Mum Edel became emotional on the programme and said the situation is having an impact on her mental health.

"I feel alone, abandoned by our state and fearful for our future. Jacob can't go on holidays so we don't get a holiday. To visit Anton's family in Donegal, he will take the other two children. I'll get a few hours of home care in but bedtime in particular is a very difficult time of the day. I worry that if he knocks me unconscious or pushes me down the stairs what will happen. Will he be free then to roam around the house and hurt himself."

"My mental health is suffering. Firstly I want to explain that there's a very big difference between wanting to die and being suicidal. Very clear, psychological distinction. A lot of nights it's just so tough I just want to climb into bed with our son and both of us not wake up. It's so hard to see him suffer because I'm not mentally strong enough to keep going the way things are going," she said.

Dad-of-three Anton said every day he comes home from work to a "battle field".

"The kids are in lock down in their rooms, Jacob's upset about something, Edel's upset.

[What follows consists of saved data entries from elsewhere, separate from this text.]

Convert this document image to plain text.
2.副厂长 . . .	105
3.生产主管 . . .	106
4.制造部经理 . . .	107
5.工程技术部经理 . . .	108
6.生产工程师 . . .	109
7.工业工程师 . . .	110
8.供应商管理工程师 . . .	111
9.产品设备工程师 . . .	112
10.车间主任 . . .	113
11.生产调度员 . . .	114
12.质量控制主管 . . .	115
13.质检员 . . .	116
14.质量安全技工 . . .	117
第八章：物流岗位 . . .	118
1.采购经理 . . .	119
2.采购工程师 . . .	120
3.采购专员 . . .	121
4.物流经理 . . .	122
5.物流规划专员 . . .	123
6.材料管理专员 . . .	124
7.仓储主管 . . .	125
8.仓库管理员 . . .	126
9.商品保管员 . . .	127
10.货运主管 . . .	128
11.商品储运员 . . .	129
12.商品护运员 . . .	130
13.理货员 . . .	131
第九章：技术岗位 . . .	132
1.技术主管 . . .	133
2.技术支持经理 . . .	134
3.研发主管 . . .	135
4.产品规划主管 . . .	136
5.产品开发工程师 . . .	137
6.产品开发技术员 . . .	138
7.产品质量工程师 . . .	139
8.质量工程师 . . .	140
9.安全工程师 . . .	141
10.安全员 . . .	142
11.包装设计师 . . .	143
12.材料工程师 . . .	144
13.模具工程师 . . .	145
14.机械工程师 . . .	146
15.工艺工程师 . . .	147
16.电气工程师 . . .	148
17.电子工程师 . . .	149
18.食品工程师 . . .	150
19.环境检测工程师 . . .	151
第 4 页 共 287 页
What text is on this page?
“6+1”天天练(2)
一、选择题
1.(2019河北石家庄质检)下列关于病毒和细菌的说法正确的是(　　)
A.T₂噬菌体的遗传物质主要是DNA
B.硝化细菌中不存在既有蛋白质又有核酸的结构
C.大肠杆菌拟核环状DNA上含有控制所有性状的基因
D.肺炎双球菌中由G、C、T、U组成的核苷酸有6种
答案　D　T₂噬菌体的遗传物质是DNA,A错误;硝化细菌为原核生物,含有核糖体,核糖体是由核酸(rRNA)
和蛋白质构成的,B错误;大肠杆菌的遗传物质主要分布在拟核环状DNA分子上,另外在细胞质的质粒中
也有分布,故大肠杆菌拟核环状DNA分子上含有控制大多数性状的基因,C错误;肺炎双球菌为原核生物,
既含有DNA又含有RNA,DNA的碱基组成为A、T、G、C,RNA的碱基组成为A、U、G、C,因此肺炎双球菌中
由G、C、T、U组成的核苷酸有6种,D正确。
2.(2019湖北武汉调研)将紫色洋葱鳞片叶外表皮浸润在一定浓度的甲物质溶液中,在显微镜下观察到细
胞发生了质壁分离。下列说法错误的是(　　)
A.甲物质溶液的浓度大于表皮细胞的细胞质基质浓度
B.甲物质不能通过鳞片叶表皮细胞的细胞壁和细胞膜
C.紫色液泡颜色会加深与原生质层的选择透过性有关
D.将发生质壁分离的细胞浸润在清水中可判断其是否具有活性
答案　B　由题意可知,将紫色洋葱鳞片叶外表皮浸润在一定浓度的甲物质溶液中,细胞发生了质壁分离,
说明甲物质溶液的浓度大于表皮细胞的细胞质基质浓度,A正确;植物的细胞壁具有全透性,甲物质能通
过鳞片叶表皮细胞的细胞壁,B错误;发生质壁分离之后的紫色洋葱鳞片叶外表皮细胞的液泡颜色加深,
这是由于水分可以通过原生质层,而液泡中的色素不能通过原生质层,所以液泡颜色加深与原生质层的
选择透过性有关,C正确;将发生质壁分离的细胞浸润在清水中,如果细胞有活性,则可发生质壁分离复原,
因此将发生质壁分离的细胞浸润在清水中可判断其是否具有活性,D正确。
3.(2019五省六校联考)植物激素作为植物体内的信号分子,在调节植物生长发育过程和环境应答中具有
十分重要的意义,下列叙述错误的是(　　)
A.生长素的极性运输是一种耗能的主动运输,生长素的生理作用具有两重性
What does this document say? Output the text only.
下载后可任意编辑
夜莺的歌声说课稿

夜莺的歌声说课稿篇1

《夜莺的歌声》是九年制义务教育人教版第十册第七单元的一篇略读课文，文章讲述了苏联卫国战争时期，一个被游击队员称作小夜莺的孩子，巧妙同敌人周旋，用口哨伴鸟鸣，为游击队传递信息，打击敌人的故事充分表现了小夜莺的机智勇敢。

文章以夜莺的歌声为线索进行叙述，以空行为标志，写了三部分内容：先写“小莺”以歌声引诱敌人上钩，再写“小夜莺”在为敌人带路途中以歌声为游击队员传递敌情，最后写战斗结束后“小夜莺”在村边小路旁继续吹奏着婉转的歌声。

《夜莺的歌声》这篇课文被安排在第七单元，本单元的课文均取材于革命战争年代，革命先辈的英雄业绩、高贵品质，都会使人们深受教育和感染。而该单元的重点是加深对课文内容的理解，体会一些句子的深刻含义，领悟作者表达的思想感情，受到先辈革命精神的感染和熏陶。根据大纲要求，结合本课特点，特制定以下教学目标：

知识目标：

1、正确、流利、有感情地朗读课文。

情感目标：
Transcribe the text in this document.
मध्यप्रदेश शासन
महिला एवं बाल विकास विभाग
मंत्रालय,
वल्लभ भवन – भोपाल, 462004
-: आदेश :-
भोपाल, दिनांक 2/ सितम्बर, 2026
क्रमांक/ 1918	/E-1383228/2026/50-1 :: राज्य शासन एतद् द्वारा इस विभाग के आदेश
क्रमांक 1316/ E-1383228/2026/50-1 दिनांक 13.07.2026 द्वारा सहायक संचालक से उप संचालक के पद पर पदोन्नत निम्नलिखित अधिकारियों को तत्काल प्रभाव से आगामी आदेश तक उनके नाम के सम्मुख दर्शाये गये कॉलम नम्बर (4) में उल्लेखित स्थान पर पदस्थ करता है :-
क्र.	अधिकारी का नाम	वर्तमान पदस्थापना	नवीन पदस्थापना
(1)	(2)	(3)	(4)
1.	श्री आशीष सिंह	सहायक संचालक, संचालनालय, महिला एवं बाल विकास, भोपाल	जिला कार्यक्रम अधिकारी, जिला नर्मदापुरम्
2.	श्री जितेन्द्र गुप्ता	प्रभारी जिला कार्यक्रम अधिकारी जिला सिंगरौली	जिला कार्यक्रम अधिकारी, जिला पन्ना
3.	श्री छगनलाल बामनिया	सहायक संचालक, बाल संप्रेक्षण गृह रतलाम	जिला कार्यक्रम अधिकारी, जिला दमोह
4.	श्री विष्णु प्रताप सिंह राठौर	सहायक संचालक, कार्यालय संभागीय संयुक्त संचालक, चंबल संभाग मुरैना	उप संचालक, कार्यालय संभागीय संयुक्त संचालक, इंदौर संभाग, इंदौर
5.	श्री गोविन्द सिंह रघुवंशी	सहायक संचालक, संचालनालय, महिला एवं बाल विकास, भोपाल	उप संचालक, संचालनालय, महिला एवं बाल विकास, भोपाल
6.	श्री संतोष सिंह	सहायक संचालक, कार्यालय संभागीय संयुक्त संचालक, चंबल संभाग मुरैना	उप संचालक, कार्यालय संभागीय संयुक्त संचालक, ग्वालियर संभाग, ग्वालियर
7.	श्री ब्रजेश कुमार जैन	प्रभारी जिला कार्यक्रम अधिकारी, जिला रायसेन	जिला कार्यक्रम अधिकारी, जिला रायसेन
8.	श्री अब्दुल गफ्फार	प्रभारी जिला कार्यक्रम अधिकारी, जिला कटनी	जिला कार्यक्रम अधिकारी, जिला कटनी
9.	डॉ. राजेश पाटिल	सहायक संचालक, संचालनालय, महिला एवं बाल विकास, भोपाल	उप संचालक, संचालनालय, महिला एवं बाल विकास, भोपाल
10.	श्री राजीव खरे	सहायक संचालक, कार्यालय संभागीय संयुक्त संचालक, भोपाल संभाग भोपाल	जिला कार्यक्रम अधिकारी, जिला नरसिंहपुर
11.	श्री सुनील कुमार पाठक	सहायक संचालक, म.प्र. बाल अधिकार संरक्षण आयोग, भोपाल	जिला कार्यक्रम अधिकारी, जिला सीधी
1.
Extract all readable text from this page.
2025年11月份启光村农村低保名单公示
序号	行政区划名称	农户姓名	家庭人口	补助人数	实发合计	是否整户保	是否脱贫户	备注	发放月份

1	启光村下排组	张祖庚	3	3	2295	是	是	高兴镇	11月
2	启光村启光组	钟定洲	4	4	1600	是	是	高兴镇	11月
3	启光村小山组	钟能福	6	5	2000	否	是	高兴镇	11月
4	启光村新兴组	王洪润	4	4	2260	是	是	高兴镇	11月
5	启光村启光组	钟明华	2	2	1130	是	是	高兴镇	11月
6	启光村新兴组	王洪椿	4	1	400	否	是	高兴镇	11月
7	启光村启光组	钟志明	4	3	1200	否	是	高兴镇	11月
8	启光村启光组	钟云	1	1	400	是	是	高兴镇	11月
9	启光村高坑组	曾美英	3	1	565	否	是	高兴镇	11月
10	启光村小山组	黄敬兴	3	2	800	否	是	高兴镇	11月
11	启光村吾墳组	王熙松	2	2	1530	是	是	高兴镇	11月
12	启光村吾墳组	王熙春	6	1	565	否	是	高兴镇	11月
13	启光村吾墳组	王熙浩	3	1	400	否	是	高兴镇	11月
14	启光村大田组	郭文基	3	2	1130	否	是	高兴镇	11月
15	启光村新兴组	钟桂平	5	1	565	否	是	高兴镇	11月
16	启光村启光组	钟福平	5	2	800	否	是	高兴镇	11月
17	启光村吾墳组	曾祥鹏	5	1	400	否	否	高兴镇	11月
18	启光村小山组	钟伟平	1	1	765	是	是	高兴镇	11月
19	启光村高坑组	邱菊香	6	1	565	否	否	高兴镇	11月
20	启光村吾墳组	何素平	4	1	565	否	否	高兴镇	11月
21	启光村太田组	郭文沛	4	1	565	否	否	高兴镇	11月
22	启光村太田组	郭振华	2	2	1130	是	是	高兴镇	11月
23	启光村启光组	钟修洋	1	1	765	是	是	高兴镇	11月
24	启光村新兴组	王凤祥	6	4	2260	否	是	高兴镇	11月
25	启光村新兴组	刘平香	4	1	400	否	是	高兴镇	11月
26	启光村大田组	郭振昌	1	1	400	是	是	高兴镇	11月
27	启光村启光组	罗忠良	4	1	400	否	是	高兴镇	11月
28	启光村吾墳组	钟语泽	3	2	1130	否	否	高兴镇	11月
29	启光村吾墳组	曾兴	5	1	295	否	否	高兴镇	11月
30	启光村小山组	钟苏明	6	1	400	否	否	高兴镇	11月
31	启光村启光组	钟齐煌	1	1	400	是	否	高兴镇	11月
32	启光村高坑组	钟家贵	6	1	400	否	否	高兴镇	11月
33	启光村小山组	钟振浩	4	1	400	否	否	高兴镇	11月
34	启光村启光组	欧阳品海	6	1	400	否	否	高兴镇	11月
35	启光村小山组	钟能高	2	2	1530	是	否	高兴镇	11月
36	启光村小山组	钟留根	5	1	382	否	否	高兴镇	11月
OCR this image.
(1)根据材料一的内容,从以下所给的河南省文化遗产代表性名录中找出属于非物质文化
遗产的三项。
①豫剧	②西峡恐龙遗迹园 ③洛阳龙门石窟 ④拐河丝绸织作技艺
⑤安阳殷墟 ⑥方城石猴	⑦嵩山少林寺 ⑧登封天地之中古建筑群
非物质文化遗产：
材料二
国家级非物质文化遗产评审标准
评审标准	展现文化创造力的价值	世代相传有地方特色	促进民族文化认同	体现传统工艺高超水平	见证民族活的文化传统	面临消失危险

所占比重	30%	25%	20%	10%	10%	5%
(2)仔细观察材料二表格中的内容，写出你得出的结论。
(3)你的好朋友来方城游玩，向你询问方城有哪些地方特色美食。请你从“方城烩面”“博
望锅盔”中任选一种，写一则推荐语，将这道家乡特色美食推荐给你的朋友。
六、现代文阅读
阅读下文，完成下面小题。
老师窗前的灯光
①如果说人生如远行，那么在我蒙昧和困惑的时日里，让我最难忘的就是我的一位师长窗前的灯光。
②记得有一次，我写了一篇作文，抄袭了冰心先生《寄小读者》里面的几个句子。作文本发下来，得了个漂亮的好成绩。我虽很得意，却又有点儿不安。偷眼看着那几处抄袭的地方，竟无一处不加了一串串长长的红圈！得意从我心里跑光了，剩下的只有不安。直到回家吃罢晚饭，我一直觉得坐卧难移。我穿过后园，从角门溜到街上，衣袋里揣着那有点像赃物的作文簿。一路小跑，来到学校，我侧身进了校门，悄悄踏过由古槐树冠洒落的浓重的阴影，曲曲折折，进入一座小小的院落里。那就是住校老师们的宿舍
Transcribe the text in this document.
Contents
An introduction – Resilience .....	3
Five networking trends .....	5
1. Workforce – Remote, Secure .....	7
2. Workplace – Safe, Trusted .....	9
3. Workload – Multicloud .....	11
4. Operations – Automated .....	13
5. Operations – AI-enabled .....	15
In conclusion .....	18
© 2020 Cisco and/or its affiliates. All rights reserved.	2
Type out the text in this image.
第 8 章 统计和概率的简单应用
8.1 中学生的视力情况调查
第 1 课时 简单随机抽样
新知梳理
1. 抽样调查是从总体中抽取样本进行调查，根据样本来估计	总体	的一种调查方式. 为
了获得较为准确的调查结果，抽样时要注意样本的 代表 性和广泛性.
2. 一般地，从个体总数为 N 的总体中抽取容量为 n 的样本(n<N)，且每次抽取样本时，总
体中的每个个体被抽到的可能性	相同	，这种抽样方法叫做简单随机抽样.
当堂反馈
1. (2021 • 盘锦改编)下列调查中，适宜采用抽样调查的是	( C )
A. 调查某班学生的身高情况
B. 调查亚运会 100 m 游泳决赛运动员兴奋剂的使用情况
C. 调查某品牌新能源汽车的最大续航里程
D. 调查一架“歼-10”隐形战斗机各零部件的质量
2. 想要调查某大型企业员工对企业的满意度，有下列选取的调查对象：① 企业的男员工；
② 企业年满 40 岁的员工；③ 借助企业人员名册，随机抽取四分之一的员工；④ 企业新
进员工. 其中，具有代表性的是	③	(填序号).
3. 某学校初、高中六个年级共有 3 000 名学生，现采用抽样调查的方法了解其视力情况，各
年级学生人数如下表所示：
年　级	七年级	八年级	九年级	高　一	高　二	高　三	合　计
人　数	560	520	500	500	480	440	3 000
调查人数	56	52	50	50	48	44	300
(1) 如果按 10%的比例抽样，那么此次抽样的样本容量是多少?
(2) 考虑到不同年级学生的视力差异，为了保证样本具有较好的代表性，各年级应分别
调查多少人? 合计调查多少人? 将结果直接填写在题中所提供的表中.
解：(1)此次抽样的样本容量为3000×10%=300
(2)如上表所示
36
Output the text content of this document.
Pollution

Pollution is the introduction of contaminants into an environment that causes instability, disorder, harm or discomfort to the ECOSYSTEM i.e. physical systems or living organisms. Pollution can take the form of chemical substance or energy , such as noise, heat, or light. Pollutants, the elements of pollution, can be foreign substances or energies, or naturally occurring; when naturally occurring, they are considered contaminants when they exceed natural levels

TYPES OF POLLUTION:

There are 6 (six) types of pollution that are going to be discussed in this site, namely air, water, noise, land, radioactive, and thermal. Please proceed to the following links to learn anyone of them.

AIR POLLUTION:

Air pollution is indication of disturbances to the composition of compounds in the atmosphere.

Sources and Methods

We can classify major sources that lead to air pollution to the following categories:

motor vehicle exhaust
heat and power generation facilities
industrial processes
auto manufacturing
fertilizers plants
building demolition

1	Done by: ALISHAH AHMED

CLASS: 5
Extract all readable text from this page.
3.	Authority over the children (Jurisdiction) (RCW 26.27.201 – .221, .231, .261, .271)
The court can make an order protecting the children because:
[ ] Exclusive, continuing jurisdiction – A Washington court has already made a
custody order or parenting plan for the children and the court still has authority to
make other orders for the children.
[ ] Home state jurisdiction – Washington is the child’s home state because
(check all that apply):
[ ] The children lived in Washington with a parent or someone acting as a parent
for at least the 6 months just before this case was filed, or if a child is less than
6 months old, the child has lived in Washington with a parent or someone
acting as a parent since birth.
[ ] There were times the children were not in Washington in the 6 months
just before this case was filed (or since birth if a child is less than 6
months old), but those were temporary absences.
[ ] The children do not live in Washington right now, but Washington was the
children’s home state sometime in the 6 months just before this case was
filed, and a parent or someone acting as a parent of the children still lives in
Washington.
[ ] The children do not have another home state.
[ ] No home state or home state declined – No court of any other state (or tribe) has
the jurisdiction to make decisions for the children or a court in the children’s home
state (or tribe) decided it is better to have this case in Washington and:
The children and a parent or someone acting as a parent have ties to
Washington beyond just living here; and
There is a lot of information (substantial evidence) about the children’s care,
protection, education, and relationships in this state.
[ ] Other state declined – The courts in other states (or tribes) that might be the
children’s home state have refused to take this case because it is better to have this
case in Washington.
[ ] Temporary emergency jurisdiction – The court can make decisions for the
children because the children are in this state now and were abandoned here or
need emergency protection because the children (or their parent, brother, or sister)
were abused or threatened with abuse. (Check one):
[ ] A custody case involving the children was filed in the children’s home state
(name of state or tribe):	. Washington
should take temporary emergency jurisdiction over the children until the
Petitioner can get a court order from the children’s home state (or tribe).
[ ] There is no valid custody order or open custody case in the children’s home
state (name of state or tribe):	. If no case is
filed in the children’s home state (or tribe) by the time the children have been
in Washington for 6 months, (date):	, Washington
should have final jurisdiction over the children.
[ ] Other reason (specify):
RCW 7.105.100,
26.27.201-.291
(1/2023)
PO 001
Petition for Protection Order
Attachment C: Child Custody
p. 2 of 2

I get to get away from that with work but Edel doesn't get to get away from that particularly during the summer."

The family, who lived abroad for four years before moving home to Ireland, said the standard of support here is incomparable to that in Canada.

Edel said: "We lived in Canada for four years where the services are extremely different. It took a social worker a whole year to convince us to give respite a try because we love our children and we didn't want our son to feel like we were abandoning him.

"But we eventually decided that we couldn't manage and we'd give it a go. It worked so well for us. It kept our family as a unit. It allowed us to recover mentally, emotionally and physically for a few days a week. It helped us be able to care for our three children in a loving home environment for the other days that he was home.

"Our son is not the problem here. More and more children are being diagnosed with complex conditions. The problem is that the supports are not there. The state has let it fall on the head of some charities, some unfunded, to take up the slack."